The number of pieces should suggest one thing above all else: exclusivity. 2032 sounds small, sure to sell out and generally difficult to get. It remains questionable how the number of pieces relates to the total production. But there is another, more important question in the room: Why are luxury watch manufacturers flooding the market with “Limited Editions?” The simple answer: To make a luxury product, which is increasingly becoming mainstream, a little more exclusive again. To sell rarity, because it is feared that rarity itself is becoming more and more rare. But upon closer inspection this fear is not really justified.
Indeed, the design becomes the disadvantage. Established timepieces and timeless dials must be the basis for the design of limited edition watches, and yet a Speedmaster doesn’t need black and white moto flags any more than a Ferrari needs racing stripes on its bonnet. A chronograph from Breitling does not have to be “refined” with the logo of an artificial flight squadron. On the contrary, it is a devaluation. You don’t have to be conservative to recognize a noble design for what it is: simple, dignified, and priceless.

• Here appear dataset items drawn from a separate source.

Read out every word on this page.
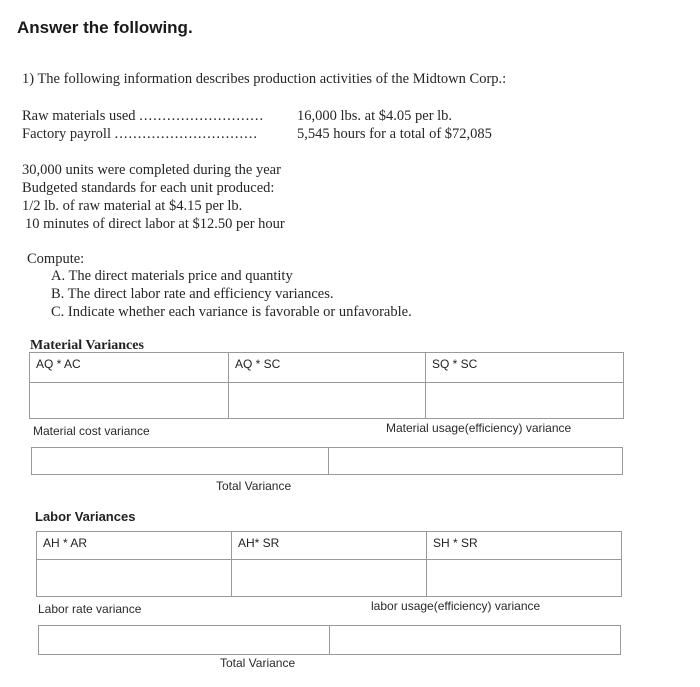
Answer the following.
1) The following information describes production activities of the Midtown Corp.:
Raw materials used ........................... 16,000 lbs. at $4.05 per lb.
Factory payroll ...............................	5,545 hours for a total of $72,085
30,000 units were completed during the year
Budgeted standards for each unit produced:
1/2 lb. of raw material at $4.15 per lb.
10 minutes of direct labor at $12.50 per hour
Compute:
A. The direct materials price and quantity
B. The direct labor rate and efficiency variances.
C. Indicate whether each variance is favorable or unfavorable.
Material Variances
AQ * AC	AQ * SC	SQ * SC

Material cost variance	Material usage(efficiency) variance
Total Variance
Labor Variances
AH * AR	AH* SR	SH * SR

Labor rate variance	labor usage(efficiency) variance
Total Variance
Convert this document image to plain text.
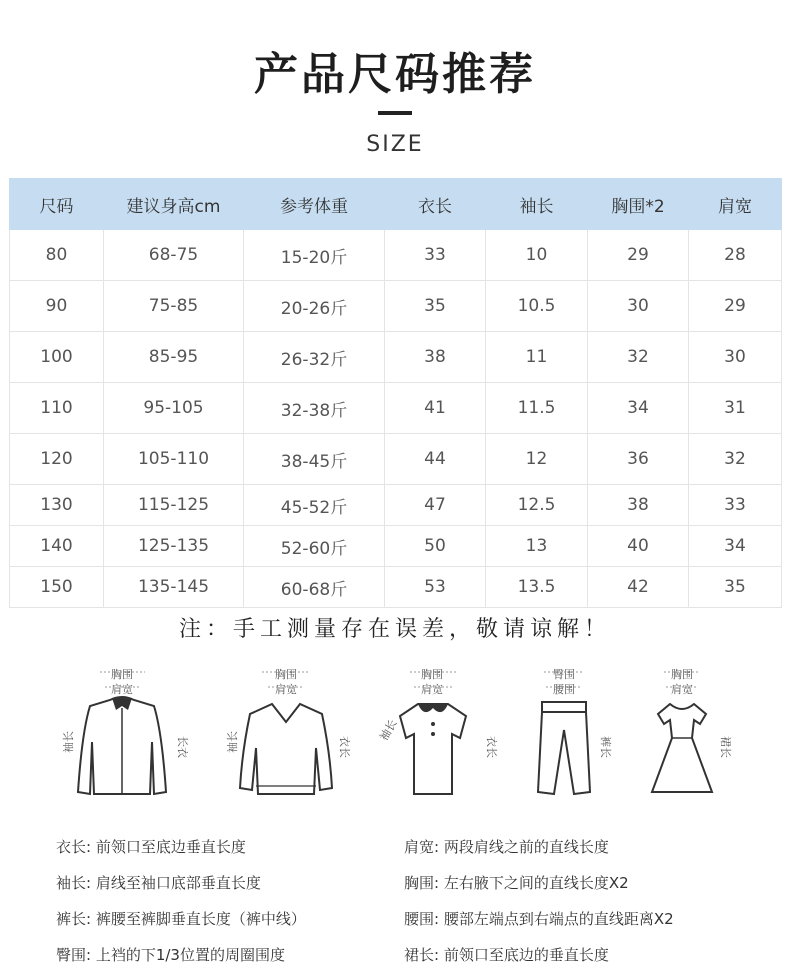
产品尺码推荐
SIZE
尺码	建议身高cm	参考体重	衣长	袖长	胸围*2	肩宽
80	68-75	15-20斤	33	10	29	28
90	75-85	20-26斤	35	10.5	30	29
100	85-95	26-32斤	38	11	32	30
110	95-105	32-38斤	41	11.5	34	31
120	105-110	38-45斤	44	12	36	32
130	115-125	45-52斤	47	12.5	38	33
140	125-135	52-60斤	50	13	40	34
150	135-145	60-68斤	53	13.5	42	35
注：手工测量存在误差，敬请谅解！
胸围
肩宽
袖长	长衣
胸围
肩宽
袖长	衣长
胸围
肩宽
袖长
衣长
臀围
腰围
裤长
胸围
肩宽
裙长
衣长: 前领口至底边垂直长度
袖长: 肩线至袖口底部垂直长度
裤长: 裤腰至裤脚垂直长度（裤中线）
臀围: 上裆的下1/3位置的周圈围度
肩宽: 两段肩线之前的直线长度
胸围: 左右腋下之间的直线长度X2
腰围: 腰部左端点到右端点的直线距离X2
裙长: 前领口至底边的垂直长度
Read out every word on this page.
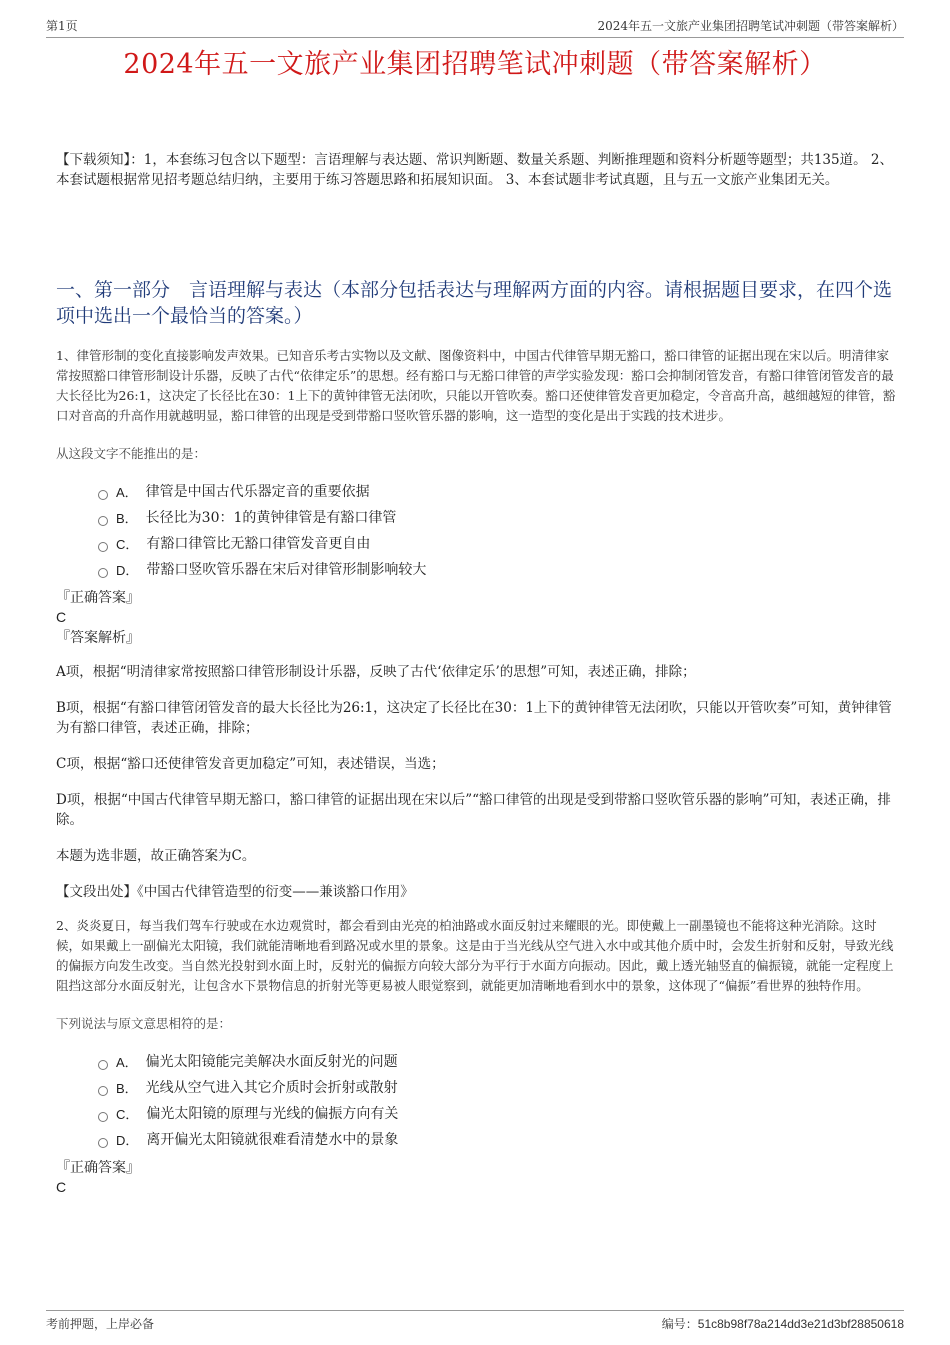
第1页	2024年五一文旅产业集团招聘笔试冲刺题（带答案解析）
2024年五一文旅产业集团招聘笔试冲刺题（带答案解析）
【下载须知】：1，本套练习包含以下题型：言语理解与表达题、常识判断题、数量关系题、判断推理题和资料分析题等题型；共135道。 2、本套试题根据常见招考题总结归纳，主要用于练习答题思路和拓展知识面。 3、本套试题非考试真题，且与五一文旅产业集团无关。
一、第一部分　言语理解与表达（本部分包括表达与理解两方面的内容。请根据题目要求，在四个选项中选出一个最恰当的答案。）

1、律管形制的变化直接影响发声效果。已知音乐考古实物以及文献、图像资料中，中国古代律管早期无豁口，豁口律管的证据出现在宋以后。明清律家常按照豁口律管形制设计乐器，反映了古代“依律定乐”的思想。经有豁口与无豁口律管的声学实验发现：豁口会抑制闭管发音，有豁口律管闭管发音的最大长径比为26:1，这决定了长径比在30：1上下的黄钟律管无法闭吹，只能以开管吹奏。豁口还使律管发音更加稳定，令音高升高，越细越短的律管，豁口对音高的升高作用就越明显，豁口律管的出现是受到带豁口竖吹管乐器的影响，这一造型的变化是出于实践的技术进步。

从这段文字不能推出的是：

A． 律管是中国古代乐器定音的重要依据
B． 长径比为30：1的黄钟律管是有豁口律管
C． 有豁口律管比无豁口律管发音更自由
D． 带豁口竖吹管乐器在宋后对律管形制影响较大

『正确答案』

C

『答案解析』

A项，根据“明清律家常按照豁口律管形制设计乐器，反映了古代‘依律定乐’的思想”可知，表述正确，排除；

B项，根据“有豁口律管闭管发音的最大长径比为26:1，这决定了长径比在30：1上下的黄钟律管无法闭吹，只能以开管吹奏”可知，黄钟律管为有豁口律管，表述正确，排除；

C项，根据“豁口还使律管发音更加稳定”可知，表述错误，当选；

D项，根据“中国古代律管早期无豁口，豁口律管的证据出现在宋以后”“豁口律管的出现是受到带豁口竖吹管乐器的影响”可知，表述正确，排除。

本题为选非题，故正确答案为C。

【文段出处】《中国古代律管造型的衍变——兼谈豁口作用》

2、炎炎夏日，每当我们驾车行驶或在水边观赏时，都会看到由光亮的柏油路或水面反射过来耀眼的光。即使戴上一副墨镜也不能将这种光消除。这时候，如果戴上一副偏光太阳镜，我们就能清晰地看到路况或水里的景象。这是由于当光线从空气进入水中或其他介质中时，会发生折射和反射，导致光线的偏振方向发生改变。当自然光投射到水面上时，反射光的偏振方向较大部分为平行于水面方向振动。因此，戴上透光轴竖直的偏振镜，就能一定程度上阻挡这部分水面反射光，让包含水下景物信息的折射光等更易被人眼觉察到，就能更加清晰地看到水中的景象，这体现了“偏振”看世界的独特作用。

下列说法与原文意思相符的是：

A． 偏光太阳镜能完美解决水面反射光的问题
B． 光线从空气进入其它介质时会折射或散射
C． 偏光太阳镜的原理与光线的偏振方向有关
D． 离开偏光太阳镜就很难看清楚水中的景象

『正确答案』

C

考前押题，上岸必备	编号：51c8b98f78a214dd3e21d3bf28850618
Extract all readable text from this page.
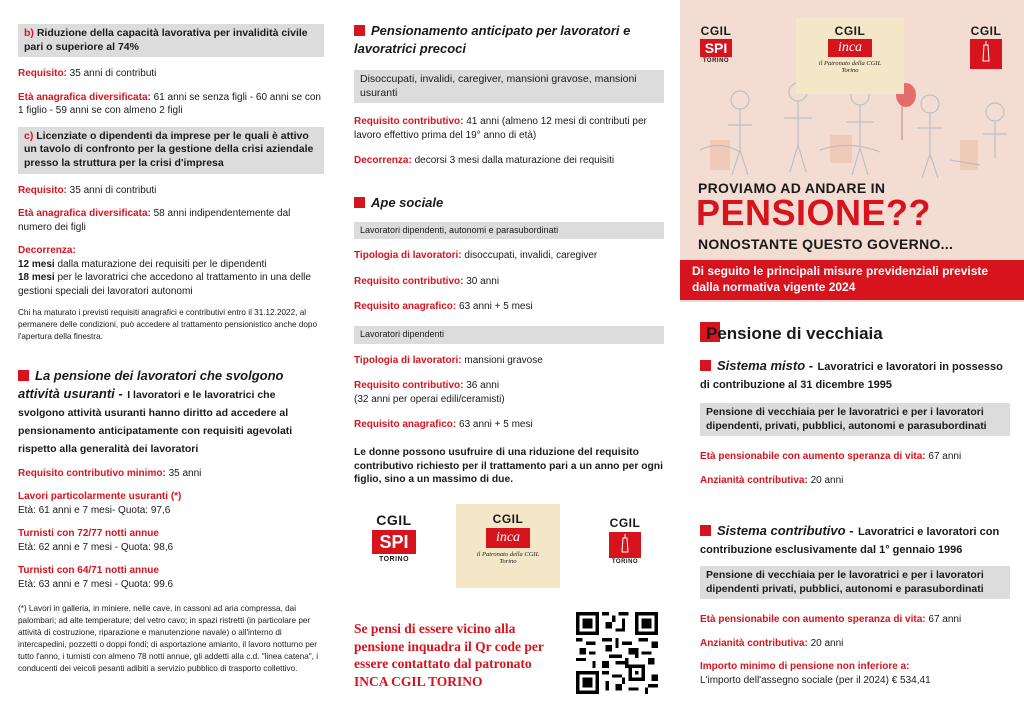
b) Riduzione della capacità lavorativa per invalidità civile pari o superiore al 74%
Requisito: 35 anni di contributi
Età anagrafica diversificata: 61 anni se senza figli - 60 anni se con 1 figlio - 59 anni se con almeno 2 figli
c) Licenziate o dipendenti da imprese per le quali è attivo un tavolo di confronto per la gestione della crisi aziendale presso la struttura per la crisi d'impresa
Requisito: 35 anni di contributi
Età anagrafica diversificata: 58 anni indipendentemente dal numero dei figli
Decorrenza:
12 mesi dalla maturazione dei requisiti per le dipendenti
18 mesi per le lavoratrici che accedono al trattamento in una delle gestioni speciali dei lavoratori autonomi
Chi ha maturato i previsti requisiti anagrafici e contributivi entro il 31.12.2022, al permanere delle condizioni, può accedere al trattamento pensionistico anche dopo l'apertura della finestra.
La pensione dei lavoratori che svolgono attività usuranti - I lavoratori e le lavoratrici che svolgono attività usuranti hanno diritto ad accedere al pensionamento anticipatamente con requisiti agevolati rispetto alla generalità dei lavoratori
Requisito contributivo minimo: 35 anni
Lavori particolarmente usuranti (*)
Età: 61 anni e 7 mesi- Quota: 97,6
Turnisti con 72/77 notti annue
Età: 62 anni e 7 mesi - Quota: 98,6
Turnisti con 64/71 notti annue
Età: 63 anni e 7 mesi - Quota: 99.6
(*) Lavori in galleria, in miniere, nelle cave, in cassoni ad aria compressa, dai palombari; ad alte temperature; del vetro cavo; in spazi ristretti (in particolare per attività di costruzione, riparazione e manutenzione navale) o all'interno di intercapedini, pozzetti o doppi fondi; di asportazione amianto, il lavoro notturno per tutto l'anno, i turnisti con almeno 78 notti annue, gli addetti alla c.d. "linea catena", i conducenti dei veicoli pesanti adibiti a servizio pubblico di trasporto collettivo.
Pensionamento anticipato per lavoratori e lavoratrici precoci
Disoccupati, invalidi, caregiver, mansioni gravose, mansioni usuranti
Requisito contributivo: 41 anni (almeno 12 mesi di contributi per lavoro effettivo prima del 19° anno di età)
Decorrenza: decorsi 3 mesi dalla maturazione dei requisiti
Ape sociale
Lavoratori dipendenti, autonomi e parasubordinati
Tipologia di lavoratori: disoccupati, invalidi, caregiver
Requisito contributivo: 30 anni
Requisito anagrafico: 63 anni + 5 mesi
Lavoratori dipendenti
Tipologia di lavoratori: mansioni gravose
Requisito contributivo: 36 anni
(32 anni per operai edili/ceramisti)
Requisito anagrafico: 63 anni + 5 mesi
Le donne possono usufruire di una riduzione del requisito contributivo richiesto per il trattamento pari a un anno per ogni figlio, sino a un massimo di due.
CGIL
SPI
TORINO
CGIL
inca
il Patronato della CGIL
Torino
CGIL
TORINO
Se pensi di essere vicino alla pensione inquadra il Qr code per essere contattato dal patronato INCA CGIL TORINO
CGIL
SPI
TORINO
CGIL
inca
il Patronato della CGIL
Torino
CGIL
PROVIAMO AD ANDARE IN
PENSIONE??
NONOSTANTE QUESTO GOVERNO...
Di seguito le principali misure previdenziali previste dalla normativa vigente 2024
Pensione di vecchiaia
Sistema misto - Lavoratrici e lavoratori in possesso di contribuzione al 31 dicembre 1995
Pensione di vecchiaia per le lavoratrici e per i lavoratori dipendenti, privati, pubblici, autonomi e parasubordinati
Età pensionabile con aumento speranza di vita: 67 anni
Anzianità contributiva: 20 anni
Sistema contributivo - Lavoratrici e lavoratori con contribuzione esclusivamente dal 1° gennaio 1996
Pensione di vecchiaia per le lavoratrici e per i lavoratori dipendenti privati, pubblici, autonomi e parasubordinati
Età pensionabile con aumento speranza di vita: 67 anni
Anzianità contributiva: 20 anni
Importo minimo di pensione non inferiore a:
L'importo dell'assegno sociale (per il 2024) € 534,41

Which leads to an essential aspect of limited watches: the increase in value. “Limited edition” infers that these are particularly valuable and rare jewelry items. Most of the time, however, the opposite is the case. Limited editions are – with a few exceptions such as the Omega Speedmaster Snoopy – no guarantee for a sustainable increase in value on the wrist. Classic watch models are, on the whole, the ones that keep their monetary weight. That said, it is difficult to say in advance whether a watch will achieve a significant increase in value or not. Just think that even the legendary Paul Newman Daytonas, when they were launched in the late 1960s, were real non-starters.
Experience shows that often the watch models which increase in value are in fact those not subject to an artificial limitation by the manufacturer. This may be due to particularly complex production techniques, which assure that only a certain number of watches can be produced per year and a natural limitation arises, or by coincidence, as the example of the Paul Newman-Daytona impressively shows.
So instead of wearing watches with little fliers or flags, watch lovers should remember the style that many manufacturers reflect. Classic designs do not have to be embellished with contemporary frills; they are already enough. If you are really looking for individual innovations or homages to the classics, these days you are well served by smaller niche brands and often overlooked microbrands, which bring crowdfunded delicacies to the market at reasonable prices.
Smaller brands also have the potential to become the true classics of tomorrow – just think of MING Watches from Malaysia or Singer Reimagined from Switzerland – and without any limited editions. However, we may not know how well they’ve played the game until 2032.